Complete step by step answer:
The given equation is $y=\ln \left( {{x}^{2}}+{{y}^{2}} \right)$. We will differentiate this function using the concept of implicit differentiation. In implicit differentiation, we consider one variable to be dependent on the other. In the given equation, we have two variables $x$ and $y$. We can see from the given equation that the variable $y$ is dependent on the variable $x$. So, upon using implicit differentiation, we have
$\dfrac{dy}{dx}=\dfrac{d}{dx}\left( \ln \left( {{x}^{2}}+{{y}^{2}} \right) \right)$
We can see that the right hand side of the given equation is a composition of two functions. We will use the chain rule to differentiate this composition of functions. We know that the chain rule is given as $\dfrac{d\left( f\circ g\left( x \right) \right)}{dx}={f}'\left( g\left( x \right) \right)\cdot {g}'\left( x \right)$. Using this rule, we get the following
$\dfrac{dy}{dx}=\dfrac{d}{dx}\left( \ln \left( {{x}^{2}}+{{y}^{2}} \right) \right)\times \dfrac{d}{dx}\left( {{x}^{2}}+{{y}^{2}} \right)$
We know that the derivative of the logarithm function is $\dfrac{d}{dx}\left( \ln x \right)=\dfrac{1}{x}$. Therefore, we get
$\dfrac{dy}{dx}=\dfrac{1}{{{x}^{2}}+{{y}^{2}}}\times \dfrac{d}{dx}\left( {{x}^{2}}+{{y}^{2}} \right)$
Differentiation is a linear function. Therefore, we have the rule for differentiation of sum of functions which is $\dfrac{d}{dx}\left( f\left( x \right)+g\left( x \right) \right)=\dfrac{d}{dx}f\left( x \right)+\dfrac{d}{dx}g\left( x \right)$. Using this rule we get,
$\dfrac{dy}{dx}=\dfrac{1}{{{x}^{2}}+{{y}^{2}}}\times \left( \dfrac{d}{dx}\left( {{x}^{2}} \right)+\dfrac{d}{dx}\left( {{y}^{2}} \right) \right)$
We know that $\dfrac{d}{dx}\left( {{x}^{n}} \right)=n\times {{x}^{n-1}}$. Therefore, we have
$\dfrac{dy}{dx}=\dfrac{1}{{{x}^{2}}+{{y}^{2}}}\times \left( 2x+2y\dfrac{dy}{dx} \right)$
Let $\dfrac{dy}{dx}={y}'$. So, substituting this in the above equation, we get
${y}'=\dfrac{2x+2y{y}'}{{{x}^{2}}+{{y}^{2}}}$
Rearranging and solving for ${y}'$, we get
$\begin{align}
  & {y}'\left( {{x}^{2}}+{{y}^{2}} \right)=2x+2y{y}' \\
 & \Rightarrow {{x}^{2}}+{{y}^{2}}=\dfrac{2x}{{{y}'}}+2y \\
 & \Rightarrow {{x}^{2}}+{{y}^{2}}-2y=\dfrac{2x}{{{y}'}} \\
 & \therefore {y}'=\dfrac{2x}{{{x}^{2}}+{{y}^{2}}-2y} \\
\end{align}$

So, the differentiation we obtain is $\dfrac{dy}{dx}=\dfrac{2x}{{{x}^{2}}+{{y}^{2}}-2y}$.

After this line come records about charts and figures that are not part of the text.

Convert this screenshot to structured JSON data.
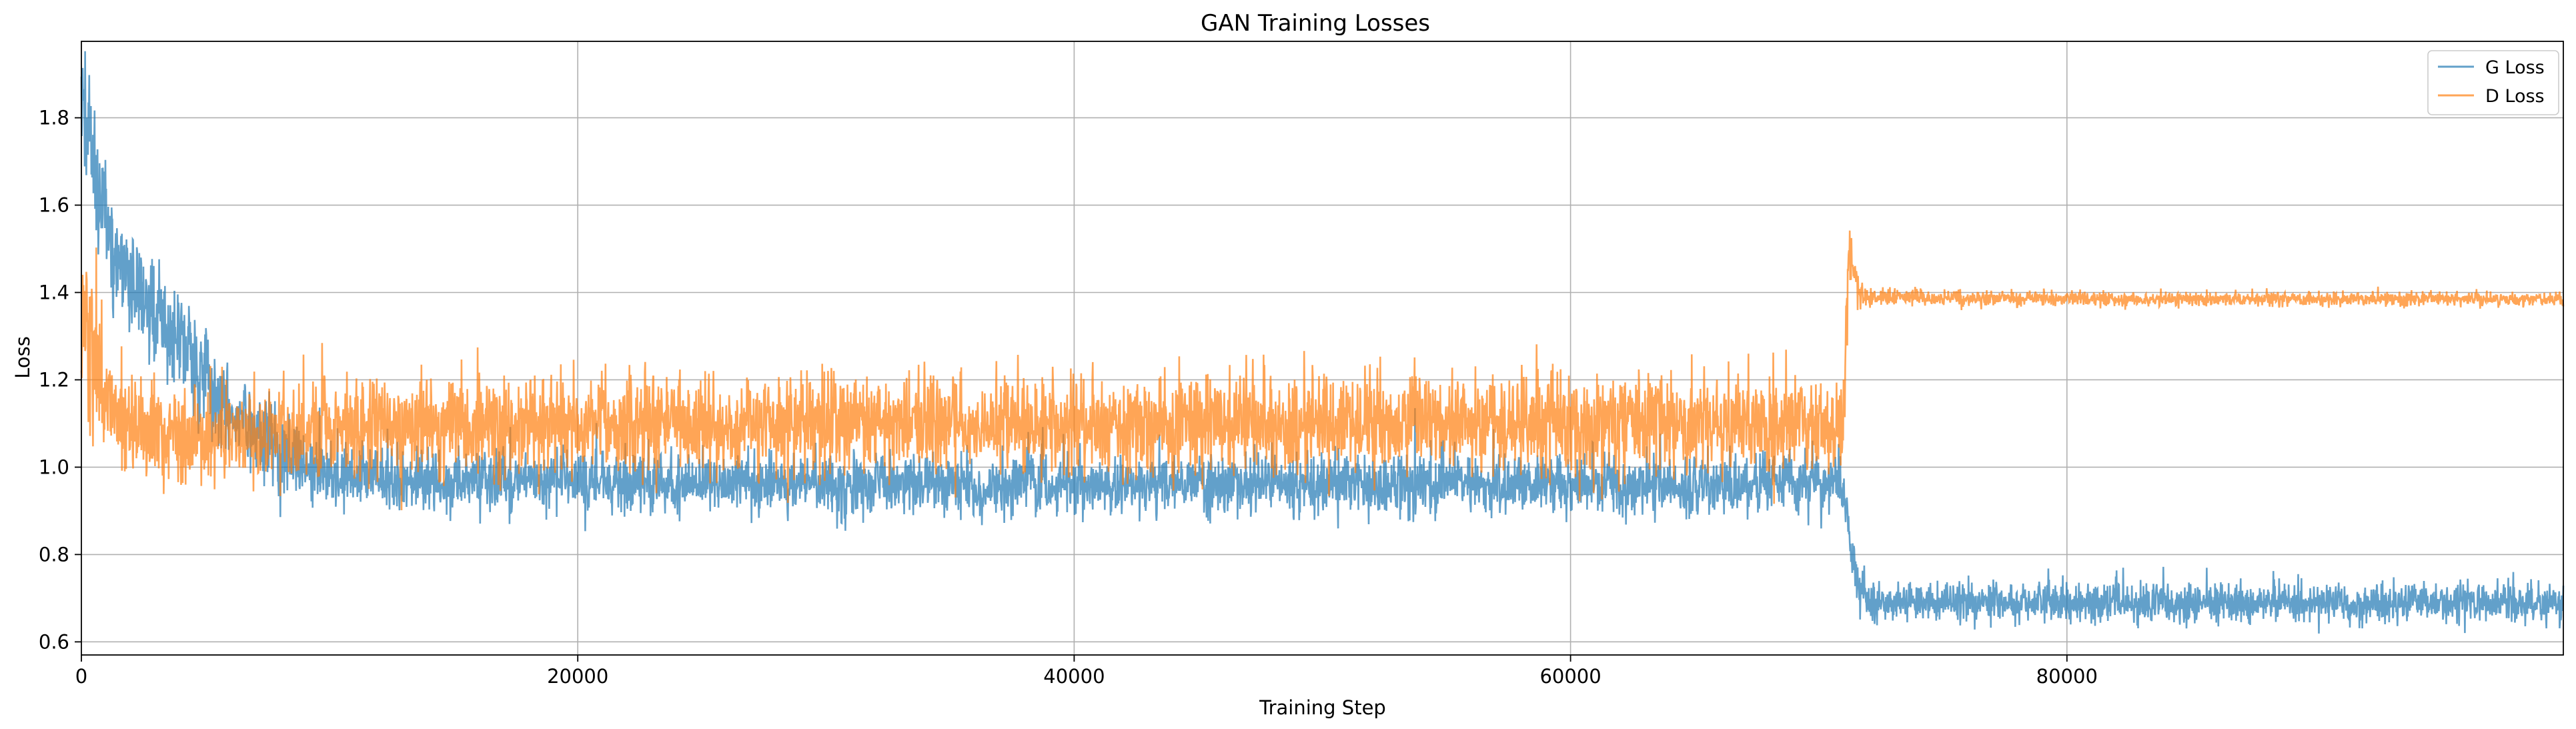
{
  "chart_data": {
    "type": "line",
    "title": "GAN Training Losses",
    "xlabel": "Training Step",
    "ylabel": "Loss",
    "xlim": [
      0,
      100000
    ],
    "ylim": [
      0.57,
      1.975
    ],
    "x_ticks": [
      0,
      20000,
      40000,
      60000,
      80000
    ],
    "y_ticks": [
      0.6,
      0.8,
      1.0,
      1.2,
      1.4,
      1.6,
      1.8
    ],
    "grid": true,
    "legend_position": "top-right",
    "series": [
      {
        "name": "G Loss",
        "color": "#1f77b4",
        "alpha": 0.7,
        "x": [
          0,
          200,
          500,
          1000,
          2000,
          3000,
          4000,
          5000,
          6000,
          7000,
          8000,
          9000,
          10000,
          12000,
          15000,
          20000,
          25000,
          30000,
          35000,
          40000,
          45000,
          50000,
          55000,
          60000,
          65000,
          70000,
          71000,
          71500,
          72000,
          75000,
          80000,
          85000,
          90000,
          95000,
          100000
        ],
        "y": [
          1.85,
          1.8,
          1.68,
          1.55,
          1.42,
          1.35,
          1.28,
          1.2,
          1.13,
          1.08,
          1.03,
          1.0,
          0.98,
          0.97,
          0.97,
          0.97,
          0.96,
          0.96,
          0.96,
          0.96,
          0.96,
          0.96,
          0.96,
          0.96,
          0.96,
          0.96,
          0.95,
          0.74,
          0.69,
          0.69,
          0.69,
          0.69,
          0.69,
          0.69,
          0.69
        ],
        "noise": [
          0.05,
          0.08,
          0.07,
          0.07,
          0.06,
          0.06,
          0.06,
          0.06,
          0.05,
          0.05,
          0.05,
          0.04,
          0.035,
          0.035,
          0.035,
          0.035,
          0.035,
          0.035,
          0.035,
          0.035,
          0.035,
          0.035,
          0.035,
          0.035,
          0.035,
          0.035,
          0.035,
          0.03,
          0.022,
          0.022,
          0.022,
          0.022,
          0.022,
          0.022,
          0.022
        ]
      },
      {
        "name": "D Loss",
        "color": "#ff7f0e",
        "alpha": 0.7,
        "x": [
          0,
          200,
          500,
          1000,
          2000,
          3000,
          4000,
          5000,
          8000,
          10000,
          20000,
          30000,
          40000,
          50000,
          60000,
          70000,
          71000,
          71200,
          71600,
          72000,
          80000,
          90000,
          100000
        ],
        "y": [
          1.3,
          1.35,
          1.22,
          1.15,
          1.1,
          1.08,
          1.07,
          1.07,
          1.08,
          1.09,
          1.1,
          1.1,
          1.1,
          1.1,
          1.1,
          1.1,
          1.1,
          1.5,
          1.4,
          1.39,
          1.385,
          1.385,
          1.385
        ],
        "noise": [
          0.08,
          0.1,
          0.09,
          0.07,
          0.06,
          0.055,
          0.055,
          0.055,
          0.055,
          0.055,
          0.055,
          0.055,
          0.055,
          0.055,
          0.055,
          0.055,
          0.055,
          0.05,
          0.02,
          0.01,
          0.008,
          0.008,
          0.008
        ]
      }
    ]
  }
}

Note: It is important to know the rules of differentiation for such types of questions. We should be familiar with the derivatives of the standard functions as they are useful in calculating derivatives of complicated functions. It is better to write every step while doing implicit differentiation since it allows us to keep a check on the dependent and the independent variable.